Las medidas buscan restringir la obtención automática de la ciudadanía estadounidense en determinados casos relacionados con hijos de extranjeros y apuntan especialmente contra lo que la administración denomina “turismo de nacimiento”, una práctica en la que algunas personas viajan al país con el objetivo de dar a luz y obtener la ciudadanía estadounidense para sus hijos.
Según la Casa Blanca, las nuevas directrices establecen que ciertos nacimientos podrían quedar fuera de la protección tradicional de la ciudadanía por nacimiento, incluyendo situaciones vinculadas a padres extranjeros bajo circunstancias específicas. Además, otorgan nuevas facultades al Secretario de Estado y al Secretario de Seguridad Nacional para implementar medidas destinadas a combatir estas prácticas.

Una batalla legal que continúa
La decisión llega después de una intensa disputa judicial sobre los límites del derecho constitucional establecido en la Decimocuarta Enmienda, que históricamente ha garantizado la ciudadanía a la mayoría de las personas nacidas en territorio estadounidense.

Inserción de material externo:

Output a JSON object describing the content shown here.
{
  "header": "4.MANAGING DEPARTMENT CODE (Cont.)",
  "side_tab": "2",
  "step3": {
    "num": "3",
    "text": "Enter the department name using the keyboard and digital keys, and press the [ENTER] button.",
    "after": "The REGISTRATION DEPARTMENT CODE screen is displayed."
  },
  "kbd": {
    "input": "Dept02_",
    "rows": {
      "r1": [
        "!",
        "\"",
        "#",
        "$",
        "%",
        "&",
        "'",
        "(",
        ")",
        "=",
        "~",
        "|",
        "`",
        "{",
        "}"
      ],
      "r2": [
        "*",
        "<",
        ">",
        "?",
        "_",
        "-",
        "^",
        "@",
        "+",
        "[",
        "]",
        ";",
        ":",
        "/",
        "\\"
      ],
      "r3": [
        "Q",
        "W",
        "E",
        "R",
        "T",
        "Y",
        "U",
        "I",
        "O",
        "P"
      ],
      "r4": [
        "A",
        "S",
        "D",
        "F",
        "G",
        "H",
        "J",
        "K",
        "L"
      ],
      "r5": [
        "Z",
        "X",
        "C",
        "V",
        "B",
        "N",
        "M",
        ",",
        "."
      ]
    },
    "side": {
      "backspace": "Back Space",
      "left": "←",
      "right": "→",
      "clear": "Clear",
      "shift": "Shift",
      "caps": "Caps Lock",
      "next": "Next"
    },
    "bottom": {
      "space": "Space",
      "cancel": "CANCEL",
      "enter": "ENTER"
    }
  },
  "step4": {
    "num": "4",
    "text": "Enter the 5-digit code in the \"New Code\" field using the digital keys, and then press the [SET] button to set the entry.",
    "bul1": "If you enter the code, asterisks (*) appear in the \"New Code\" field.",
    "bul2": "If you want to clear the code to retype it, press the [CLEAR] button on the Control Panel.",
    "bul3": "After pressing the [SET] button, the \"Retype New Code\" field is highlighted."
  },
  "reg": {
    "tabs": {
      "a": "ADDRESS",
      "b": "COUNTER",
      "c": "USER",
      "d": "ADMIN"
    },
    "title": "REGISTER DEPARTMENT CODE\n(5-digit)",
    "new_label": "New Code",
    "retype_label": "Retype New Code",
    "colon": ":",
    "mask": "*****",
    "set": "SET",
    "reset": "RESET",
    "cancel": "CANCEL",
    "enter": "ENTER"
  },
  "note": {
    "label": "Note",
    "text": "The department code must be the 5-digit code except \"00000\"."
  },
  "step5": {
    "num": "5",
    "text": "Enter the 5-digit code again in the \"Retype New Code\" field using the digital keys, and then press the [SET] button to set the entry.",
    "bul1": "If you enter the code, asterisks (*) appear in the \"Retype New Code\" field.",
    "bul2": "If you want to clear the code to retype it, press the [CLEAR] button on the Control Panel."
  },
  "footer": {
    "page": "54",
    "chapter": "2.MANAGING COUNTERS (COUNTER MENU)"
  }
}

Expertos legales y organizaciones defensoras de los inmigrantes anticipan nuevos desafíos en los tribunales, argumentando que cualquier cambio profundo en la interpretación de la ciudadanía por nacimiento debe pasar por un proceso constitucional y no únicamente por una orden ejecutiva.
¿Qué impacto podría tener en Florida?
Florida, uno de los estados con mayor población inmigrante del país y un destino frecuente para familias extranjeras, podría convertirse nuevamente en un escenario clave de este debate.

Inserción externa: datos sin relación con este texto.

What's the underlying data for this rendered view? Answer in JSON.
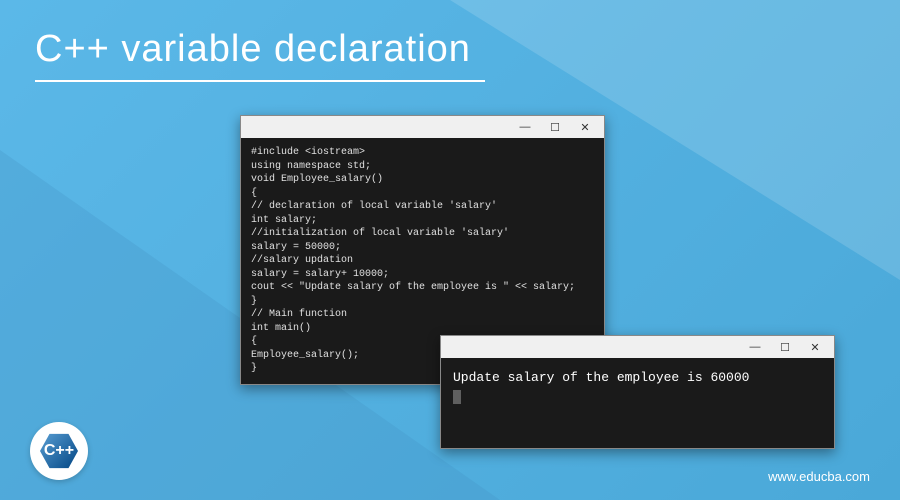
{
  "header": {
    "title": "C++ variable declaration"
  },
  "code_window": {
    "controls": {
      "minimize": "—",
      "maximize": "☐",
      "close": "✕"
    },
    "lines": [
      "#include <iostream>",
      "using namespace std;",
      "void Employee_salary()",
      "{",
      "// declaration of local variable 'salary'",
      "int salary;",
      "//initialization of local variable 'salary'",
      "salary = 50000;",
      "//salary updation",
      "salary = salary+ 10000;",
      "cout << \"Update salary of the employee is \" << salary;",
      "}",
      "// Main function",
      "int main()",
      "{",
      "Employee_salary();",
      "}"
    ]
  },
  "output_window": {
    "controls": {
      "minimize": "—",
      "maximize": "☐",
      "close": "✕"
    },
    "text": "Update salary of the employee is 60000"
  },
  "logo": {
    "label": "C++"
  },
  "footer": {
    "url": "www.educba.com"
  }
}
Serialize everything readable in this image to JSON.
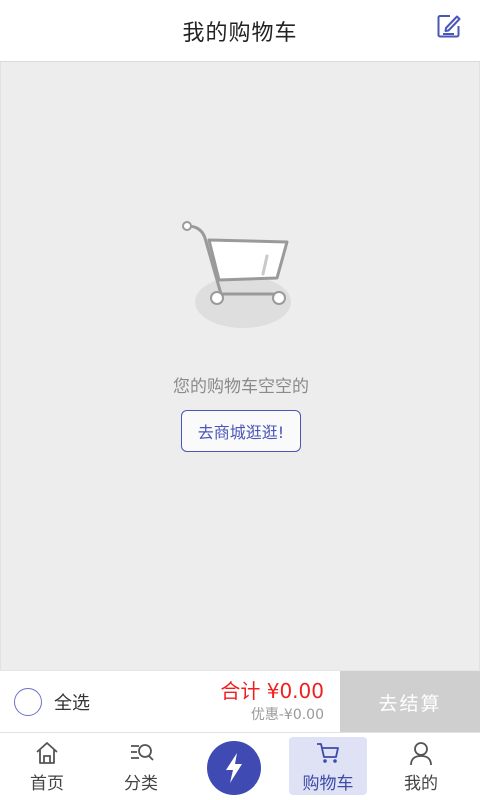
{
  "header": {
    "title": "我的购物车",
    "edit_icon": "edit-icon"
  },
  "empty_state": {
    "illustration": "empty-cart-icon",
    "message": "您的购物车空空的",
    "shop_button_label": "去商城逛逛!"
  },
  "checkout_bar": {
    "select_all_label": "全选",
    "total_label": "合计",
    "total_value": "¥0.00",
    "discount_label": "优惠-",
    "discount_value": "¥0.00",
    "checkout_button_label": "去结算"
  },
  "tabbar": {
    "active_tab": "购物车",
    "items": [
      {
        "label": "首页",
        "icon": "home-icon"
      },
      {
        "label": "分类",
        "icon": "category-icon"
      },
      {
        "label": "",
        "icon": "lightning-icon"
      },
      {
        "label": "购物车",
        "icon": "cart-icon"
      },
      {
        "label": "我的",
        "icon": "user-icon"
      }
    ]
  },
  "colors": {
    "accent": "#3f4bb3",
    "price": "#f01e1e",
    "checkout_disabled": "#cfcfcf",
    "background": "#ededed"
  }
}
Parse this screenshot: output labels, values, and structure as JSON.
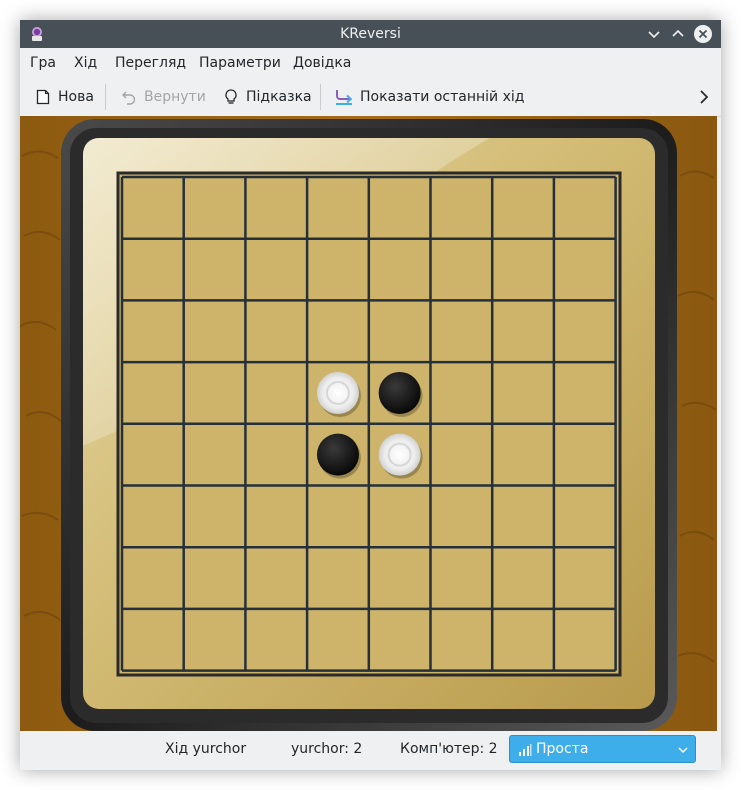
{
  "window": {
    "title": "KReversi"
  },
  "menu": [
    "Гра",
    "Хід",
    "Перегляд",
    "Параметри",
    "Довідка"
  ],
  "toolbar": {
    "new_label": "Нова",
    "undo_label": "Вернути",
    "hint_label": "Підказка",
    "last_move_label": "Показати останній хід"
  },
  "board": {
    "rows": 8,
    "cols": 8,
    "stones": [
      {
        "row": 3,
        "col": 3,
        "color": "white"
      },
      {
        "row": 3,
        "col": 4,
        "color": "black"
      },
      {
        "row": 4,
        "col": 3,
        "color": "black"
      },
      {
        "row": 4,
        "col": 4,
        "color": "white"
      }
    ]
  },
  "status": {
    "turn": "Хід yurchor",
    "player_score": "yurchor: 2",
    "computer_score": "Комп'ютер: 2",
    "difficulty": "Проста"
  },
  "colors": {
    "titlebar": "#475057",
    "accent": "#3daee9",
    "wood": "#9a6415",
    "board": "#cdb46a"
  }
}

Desde hace años, ciudades como Miami han sido asociadas al fenómeno del llamado “turismo de nacimiento” debido a la llegada de mujeres embarazadas desde distintos países que buscan atención médica y la posibilidad de que sus hijos nazcan con ciudadanía estadounidense.
La administración Trump sostiene que estas prácticas representan un uso indebido del sistema migratorio, mientras que sus críticos aseguran que las nuevas medidas podrían afectar a familias que cumplen con las leyes y generar incertidumbre entre comunidades inmigrantes.

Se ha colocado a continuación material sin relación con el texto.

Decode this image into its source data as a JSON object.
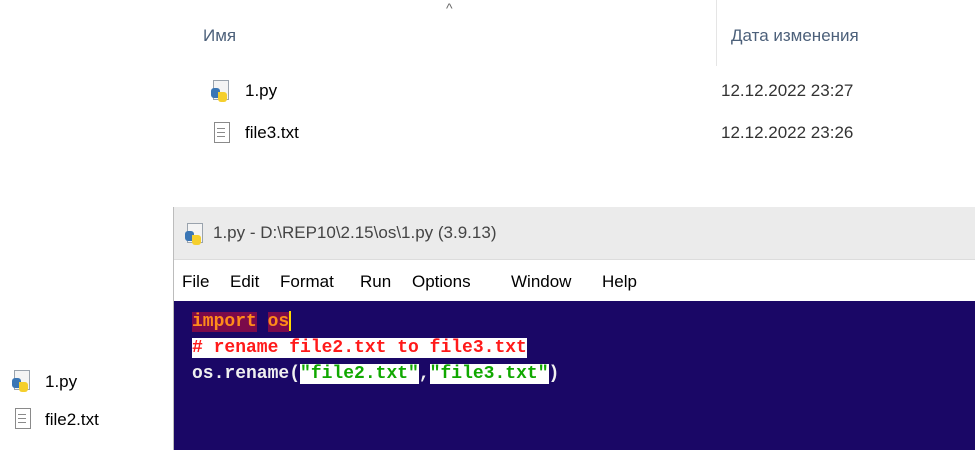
{
  "explorer": {
    "columns": {
      "name": "Имя",
      "date": "Дата изменения"
    },
    "sort_indicator": "^",
    "files": [
      {
        "name": "1.py",
        "date": "12.12.2022 23:27",
        "icon": "python-file-icon"
      },
      {
        "name": "file3.txt",
        "date": "12.12.2022 23:26",
        "icon": "text-file-icon"
      }
    ]
  },
  "left_files": [
    {
      "name": "1.py",
      "icon": "python-file-icon"
    },
    {
      "name": "file2.txt",
      "icon": "text-file-icon"
    }
  ],
  "idle": {
    "title": "1.py - D:\\REP10\\2.15\\os\\1.py (3.9.13)",
    "menu": [
      "File",
      "Edit",
      "Format",
      "Run",
      "Options",
      "Window",
      "Help"
    ],
    "code": {
      "line1": {
        "keyword": "import",
        "space": " ",
        "module": "os"
      },
      "line2": "# rename file2.txt to file3.txt",
      "line3": {
        "prefix": "os.rename(",
        "arg1": "\"file2.txt\"",
        "comma": ",",
        "arg2": "\"file3.txt\"",
        "suffix": ")"
      }
    }
  }
}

Un tema que seguirá generando polémica
La ciudadanía por nacimiento es uno de los temas migratorios más sensibles en Estados Unidos. La nueva ofensiva del gobierno promete abrir nuevamente una fuerte discusión política y jurídica sobre quién tiene derecho a convertirse en ciudadano estadounidense desde el momento de su nacimiento.
Mientras tanto, millones de familias inmigrantes siguen con atención los próximos pasos, a la espera de cómo avanzarán las posibles demandas y la aplicación concreta de estas nuevas órdenes.